Деньги у нас текли, как песок в песочных часах, и вскоре вновь настали тяжелые времена. Мать искала какую-нибудь работу, но ее нелегко было найти. Снова перед нами вставали неразрешимые трудности. Мы не уплатили очередного взноса, и у матери забрали ее швейную машинку. А тут еще отец перестал давать свои десять шиллингов в неделю. В отчаянии мать обратилась к другому адвокату, а тот, не предвидя хорошего вознаграждения, посоветовал ей вместе с детьми перейти на попечение городских властей. У матери не оставалось выбора: она была обременена двумя детьми, да и здоровье у нее было плохое. Мать решила, что мы все трое должны пойти в Лэмбетский работный дом.
II
Хотя мы понимали, что жить в работном доме зазорно, но когда мать объявила нам о своем решении, мы с Сиднеем решили, что все-таки это выход и похоже на приключение, а главное, нам не придется больше шить в одной душной комнате. Но по-настоящему я понял, что происходит, лишь в тот печальный день, когда мы вошли в ворота работного дома. Тут меня охватило отчаяние: нам пришлось расстаться с матерью - она должна была пойти в женское отделение, а мы - в детское.

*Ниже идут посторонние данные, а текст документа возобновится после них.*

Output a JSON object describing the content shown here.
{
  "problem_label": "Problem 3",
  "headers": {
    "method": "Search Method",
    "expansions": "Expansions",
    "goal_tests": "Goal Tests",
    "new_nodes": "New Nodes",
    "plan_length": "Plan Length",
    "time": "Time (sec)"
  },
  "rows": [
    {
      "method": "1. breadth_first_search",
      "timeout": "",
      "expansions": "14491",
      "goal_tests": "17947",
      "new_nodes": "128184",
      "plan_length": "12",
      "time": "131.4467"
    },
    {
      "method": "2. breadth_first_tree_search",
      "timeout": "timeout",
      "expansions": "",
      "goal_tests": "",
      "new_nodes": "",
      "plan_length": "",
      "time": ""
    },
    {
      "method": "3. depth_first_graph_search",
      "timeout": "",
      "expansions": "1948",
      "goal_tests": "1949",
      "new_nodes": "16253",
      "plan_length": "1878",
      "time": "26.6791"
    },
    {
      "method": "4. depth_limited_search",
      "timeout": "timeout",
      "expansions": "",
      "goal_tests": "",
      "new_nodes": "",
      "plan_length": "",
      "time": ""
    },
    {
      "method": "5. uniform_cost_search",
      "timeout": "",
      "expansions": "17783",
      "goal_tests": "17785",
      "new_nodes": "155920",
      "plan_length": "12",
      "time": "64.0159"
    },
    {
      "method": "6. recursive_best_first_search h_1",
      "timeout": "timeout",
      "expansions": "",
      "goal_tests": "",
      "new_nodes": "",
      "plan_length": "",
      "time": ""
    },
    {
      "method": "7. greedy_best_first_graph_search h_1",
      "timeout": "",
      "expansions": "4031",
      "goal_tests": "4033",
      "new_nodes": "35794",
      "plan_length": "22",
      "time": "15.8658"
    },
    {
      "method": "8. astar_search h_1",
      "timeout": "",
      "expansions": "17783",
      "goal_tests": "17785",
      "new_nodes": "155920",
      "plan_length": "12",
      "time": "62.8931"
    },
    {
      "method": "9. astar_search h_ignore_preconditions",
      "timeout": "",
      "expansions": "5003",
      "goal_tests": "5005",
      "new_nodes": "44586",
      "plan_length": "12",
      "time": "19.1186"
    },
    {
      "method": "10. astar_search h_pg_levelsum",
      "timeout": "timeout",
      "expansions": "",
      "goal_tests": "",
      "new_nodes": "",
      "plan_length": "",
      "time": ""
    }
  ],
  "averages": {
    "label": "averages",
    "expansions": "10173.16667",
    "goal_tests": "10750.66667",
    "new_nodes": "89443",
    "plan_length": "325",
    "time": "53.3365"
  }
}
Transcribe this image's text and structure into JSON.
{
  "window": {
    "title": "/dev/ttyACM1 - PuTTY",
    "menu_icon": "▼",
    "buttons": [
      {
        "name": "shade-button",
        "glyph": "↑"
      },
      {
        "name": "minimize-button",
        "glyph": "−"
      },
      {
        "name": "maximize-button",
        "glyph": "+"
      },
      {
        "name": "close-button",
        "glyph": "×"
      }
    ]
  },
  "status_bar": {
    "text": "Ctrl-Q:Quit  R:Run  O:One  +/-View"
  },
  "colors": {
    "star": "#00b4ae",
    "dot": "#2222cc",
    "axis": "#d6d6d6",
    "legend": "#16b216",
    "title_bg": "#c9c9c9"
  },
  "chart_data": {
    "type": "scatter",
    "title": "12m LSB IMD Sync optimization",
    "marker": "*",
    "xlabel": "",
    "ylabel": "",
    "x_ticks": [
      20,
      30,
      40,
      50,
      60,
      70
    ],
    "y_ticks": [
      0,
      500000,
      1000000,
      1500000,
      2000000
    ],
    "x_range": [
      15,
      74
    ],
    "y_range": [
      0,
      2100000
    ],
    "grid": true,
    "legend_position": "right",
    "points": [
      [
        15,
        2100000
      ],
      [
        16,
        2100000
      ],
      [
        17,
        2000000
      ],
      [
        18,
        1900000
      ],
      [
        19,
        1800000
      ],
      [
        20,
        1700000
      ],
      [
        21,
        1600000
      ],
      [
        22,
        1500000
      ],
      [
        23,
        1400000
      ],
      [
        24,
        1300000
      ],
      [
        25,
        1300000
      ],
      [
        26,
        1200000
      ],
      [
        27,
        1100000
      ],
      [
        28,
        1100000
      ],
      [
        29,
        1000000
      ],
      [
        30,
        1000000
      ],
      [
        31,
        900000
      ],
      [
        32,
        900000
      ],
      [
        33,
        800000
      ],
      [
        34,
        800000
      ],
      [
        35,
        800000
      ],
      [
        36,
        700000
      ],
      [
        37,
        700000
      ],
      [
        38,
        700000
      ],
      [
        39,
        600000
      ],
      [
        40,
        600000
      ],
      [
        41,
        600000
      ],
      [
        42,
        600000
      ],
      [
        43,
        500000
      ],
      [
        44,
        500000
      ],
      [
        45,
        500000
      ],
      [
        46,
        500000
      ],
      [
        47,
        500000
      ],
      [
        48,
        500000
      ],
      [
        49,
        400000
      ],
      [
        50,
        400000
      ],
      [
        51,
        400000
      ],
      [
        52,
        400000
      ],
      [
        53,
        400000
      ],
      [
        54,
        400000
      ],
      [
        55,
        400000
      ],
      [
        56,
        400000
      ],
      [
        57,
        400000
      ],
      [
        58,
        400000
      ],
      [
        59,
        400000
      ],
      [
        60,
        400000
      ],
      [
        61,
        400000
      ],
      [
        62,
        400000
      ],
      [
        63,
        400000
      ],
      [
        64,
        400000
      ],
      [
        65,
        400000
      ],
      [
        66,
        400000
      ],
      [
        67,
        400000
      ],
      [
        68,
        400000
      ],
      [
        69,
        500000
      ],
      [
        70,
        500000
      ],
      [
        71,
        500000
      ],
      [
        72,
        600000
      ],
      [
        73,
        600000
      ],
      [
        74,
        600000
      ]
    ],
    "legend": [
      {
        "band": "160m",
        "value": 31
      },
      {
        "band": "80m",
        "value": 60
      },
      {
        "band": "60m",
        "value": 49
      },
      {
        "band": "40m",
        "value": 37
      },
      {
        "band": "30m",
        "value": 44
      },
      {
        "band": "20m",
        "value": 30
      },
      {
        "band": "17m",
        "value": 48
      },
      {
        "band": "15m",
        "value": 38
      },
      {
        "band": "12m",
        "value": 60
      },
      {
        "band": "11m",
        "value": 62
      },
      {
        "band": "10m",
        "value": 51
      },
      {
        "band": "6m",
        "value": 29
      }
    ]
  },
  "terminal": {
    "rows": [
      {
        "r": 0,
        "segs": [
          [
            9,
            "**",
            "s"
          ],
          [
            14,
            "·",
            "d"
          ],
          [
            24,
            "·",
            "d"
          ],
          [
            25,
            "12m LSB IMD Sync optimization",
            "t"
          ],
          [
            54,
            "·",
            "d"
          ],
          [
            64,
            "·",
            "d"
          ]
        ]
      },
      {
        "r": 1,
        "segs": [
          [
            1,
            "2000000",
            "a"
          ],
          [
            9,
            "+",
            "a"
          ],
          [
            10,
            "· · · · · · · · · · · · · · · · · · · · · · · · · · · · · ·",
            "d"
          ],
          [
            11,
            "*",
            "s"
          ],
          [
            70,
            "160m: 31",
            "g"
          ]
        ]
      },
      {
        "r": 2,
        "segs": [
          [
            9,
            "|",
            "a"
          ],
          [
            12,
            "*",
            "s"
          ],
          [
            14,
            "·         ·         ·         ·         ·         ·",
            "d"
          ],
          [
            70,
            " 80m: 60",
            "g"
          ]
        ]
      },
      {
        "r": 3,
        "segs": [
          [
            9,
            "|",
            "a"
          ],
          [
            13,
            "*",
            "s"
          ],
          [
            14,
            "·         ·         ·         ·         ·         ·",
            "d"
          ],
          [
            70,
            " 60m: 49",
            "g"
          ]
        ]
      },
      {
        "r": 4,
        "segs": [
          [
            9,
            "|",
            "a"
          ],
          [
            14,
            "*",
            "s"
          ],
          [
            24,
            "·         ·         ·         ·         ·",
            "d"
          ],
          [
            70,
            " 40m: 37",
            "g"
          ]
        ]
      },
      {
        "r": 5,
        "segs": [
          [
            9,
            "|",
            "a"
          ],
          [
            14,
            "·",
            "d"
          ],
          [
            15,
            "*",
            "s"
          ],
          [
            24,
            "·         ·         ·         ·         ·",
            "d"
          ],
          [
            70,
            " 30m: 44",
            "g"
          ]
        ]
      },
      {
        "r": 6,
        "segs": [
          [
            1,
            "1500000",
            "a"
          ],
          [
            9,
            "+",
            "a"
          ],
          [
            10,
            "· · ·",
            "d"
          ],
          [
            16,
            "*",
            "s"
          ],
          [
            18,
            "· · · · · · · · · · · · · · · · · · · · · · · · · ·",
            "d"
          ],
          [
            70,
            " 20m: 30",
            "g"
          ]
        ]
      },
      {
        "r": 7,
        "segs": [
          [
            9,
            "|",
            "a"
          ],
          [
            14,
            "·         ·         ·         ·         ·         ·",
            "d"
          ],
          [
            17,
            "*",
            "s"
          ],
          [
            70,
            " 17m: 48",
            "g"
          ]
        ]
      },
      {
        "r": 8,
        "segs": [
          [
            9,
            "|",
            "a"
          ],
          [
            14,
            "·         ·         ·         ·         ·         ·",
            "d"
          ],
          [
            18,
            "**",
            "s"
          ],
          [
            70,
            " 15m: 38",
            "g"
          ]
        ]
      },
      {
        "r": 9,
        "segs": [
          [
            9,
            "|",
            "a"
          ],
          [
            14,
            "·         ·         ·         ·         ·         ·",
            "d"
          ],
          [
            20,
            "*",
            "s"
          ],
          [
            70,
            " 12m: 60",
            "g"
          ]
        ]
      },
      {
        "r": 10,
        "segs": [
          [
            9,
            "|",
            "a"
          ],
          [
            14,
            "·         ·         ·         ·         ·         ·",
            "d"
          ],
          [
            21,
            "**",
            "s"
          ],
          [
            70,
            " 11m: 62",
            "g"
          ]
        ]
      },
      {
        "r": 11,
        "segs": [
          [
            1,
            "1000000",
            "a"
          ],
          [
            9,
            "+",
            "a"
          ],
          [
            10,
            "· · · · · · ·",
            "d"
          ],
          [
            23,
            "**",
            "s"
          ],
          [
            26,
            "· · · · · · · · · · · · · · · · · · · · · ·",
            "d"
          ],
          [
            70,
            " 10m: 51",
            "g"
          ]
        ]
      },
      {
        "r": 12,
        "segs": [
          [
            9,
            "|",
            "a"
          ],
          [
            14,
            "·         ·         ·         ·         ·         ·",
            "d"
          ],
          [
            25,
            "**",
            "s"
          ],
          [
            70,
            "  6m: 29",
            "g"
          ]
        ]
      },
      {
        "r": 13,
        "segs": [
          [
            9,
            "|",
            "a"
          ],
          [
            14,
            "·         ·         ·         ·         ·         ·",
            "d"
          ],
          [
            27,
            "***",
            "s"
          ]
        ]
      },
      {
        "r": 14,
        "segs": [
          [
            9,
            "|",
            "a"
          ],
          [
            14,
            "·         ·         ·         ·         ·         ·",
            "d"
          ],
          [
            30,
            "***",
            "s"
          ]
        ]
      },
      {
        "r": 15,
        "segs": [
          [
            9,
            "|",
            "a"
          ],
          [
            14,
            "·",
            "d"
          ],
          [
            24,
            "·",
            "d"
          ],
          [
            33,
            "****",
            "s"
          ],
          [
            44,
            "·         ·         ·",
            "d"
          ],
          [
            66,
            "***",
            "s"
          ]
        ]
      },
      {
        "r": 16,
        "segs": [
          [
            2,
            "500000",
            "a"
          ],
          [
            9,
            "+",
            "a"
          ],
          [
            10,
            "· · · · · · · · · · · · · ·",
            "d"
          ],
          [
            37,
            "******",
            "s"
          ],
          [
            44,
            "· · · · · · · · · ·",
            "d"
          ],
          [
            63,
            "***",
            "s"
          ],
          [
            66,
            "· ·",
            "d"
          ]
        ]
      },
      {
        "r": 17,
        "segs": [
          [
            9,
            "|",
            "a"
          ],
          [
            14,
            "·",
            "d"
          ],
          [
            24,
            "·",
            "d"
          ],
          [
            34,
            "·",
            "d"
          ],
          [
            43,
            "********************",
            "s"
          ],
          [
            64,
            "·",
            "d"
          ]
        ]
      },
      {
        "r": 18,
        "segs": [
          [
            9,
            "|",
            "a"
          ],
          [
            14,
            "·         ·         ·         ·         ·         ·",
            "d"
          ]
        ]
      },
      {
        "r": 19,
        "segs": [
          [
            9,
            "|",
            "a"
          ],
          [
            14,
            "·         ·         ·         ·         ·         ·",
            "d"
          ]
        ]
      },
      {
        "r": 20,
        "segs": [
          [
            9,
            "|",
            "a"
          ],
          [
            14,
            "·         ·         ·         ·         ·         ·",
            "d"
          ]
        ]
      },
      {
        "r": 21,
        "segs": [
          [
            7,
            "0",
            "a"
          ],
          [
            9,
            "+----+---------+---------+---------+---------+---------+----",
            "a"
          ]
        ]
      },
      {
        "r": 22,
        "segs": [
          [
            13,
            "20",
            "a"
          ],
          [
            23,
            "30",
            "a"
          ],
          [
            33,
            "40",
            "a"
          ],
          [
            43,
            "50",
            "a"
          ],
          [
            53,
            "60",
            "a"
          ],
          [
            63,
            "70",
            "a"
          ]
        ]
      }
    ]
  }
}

Как хорошо я помню острую грусть первого дня свиданий и ту боль, которую я испытал, увидев мать в казенном платье работного дома. Она выглядела такой растерянной и смущенной! За одну неделю она постарела и очень похудела. Но как только она увидела нас, ее лицо осветилось улыбкой. Мы с Сиднеем разревелись, а вместе с нами заплакала и мать. Крупные слезы катились по ее щекам. Однако она быстро справилась со своим волнением. Мы уселись на грубую скамью, тесно прижавшись друг к другу, и она нежно гладила наши руки, положив их себе на колени. Она гладила с улыбкой наши коротко остриженные головы и утешала нас, обещая, что скоро мы снова будем вместе. Из кармана своего фартука мать достала пакетик засахаренных орехов, купленных в лавочке работного дома на деньги, которые она заработала, связав кружевные манжеты для надзирательницы. Потом мы расстались, и Сидней долго с грустью говорил мне о том, как мама сразу постарела.
Мы с Сиднеем довольно быстро приспособились к жизни в работном доме, но нам по-прежнему было очень грустно. Эти дни почти изгладились из моей памяти, но я ясно помню, как нетерпеливо мы ждали часа полуденной трапезы за длинным столом в обществе других детей. За порядком во время еды наблюдал один из обитателей работного дома, почтенный старец, лет семидесяти пяти, очень достойного вида, с жиденькой седой бородкой и печальными глазами. Он выбрал меня, сказав, что я буду сидеть с ним рядом, потому что я самый маленький и, пока меня не остригли, самый кудрявый. Он называл меня своим "тигром" и обещал, что когда я вырасту большим, то буду носить цилиндр с кокардой и сидеть на запятках его кареты, скрестив руки на груди. Я был очень благодарен за такую честь и уже почувствовал к нему сердечную привязанность. Но через день-два появился мальчик моложе и кудрявее меня и занял мое место рядом со старым джентльменом, который, посмеиваясь, объявил мне, что это почетное право всегда принадлежит самому юному и самому кудрявому мальчику.
Через три недели нас перевели из Лэмбетского работного дома в Хэнуэллский приют для сирот и бедных детей, расположенный в двенадцати милях от Лондона. Поездка туда в хлебном фургоне была весьма приятным приключением. В те дни окрестности Хэнуэлла - обсаженные каштанами дороги, поля зреющей пшеницы и фруктовые сады - были необыкновенно хороши. До сих пор густой влажный запах земли после дождя всегда напоминает мне Хэнуэлл.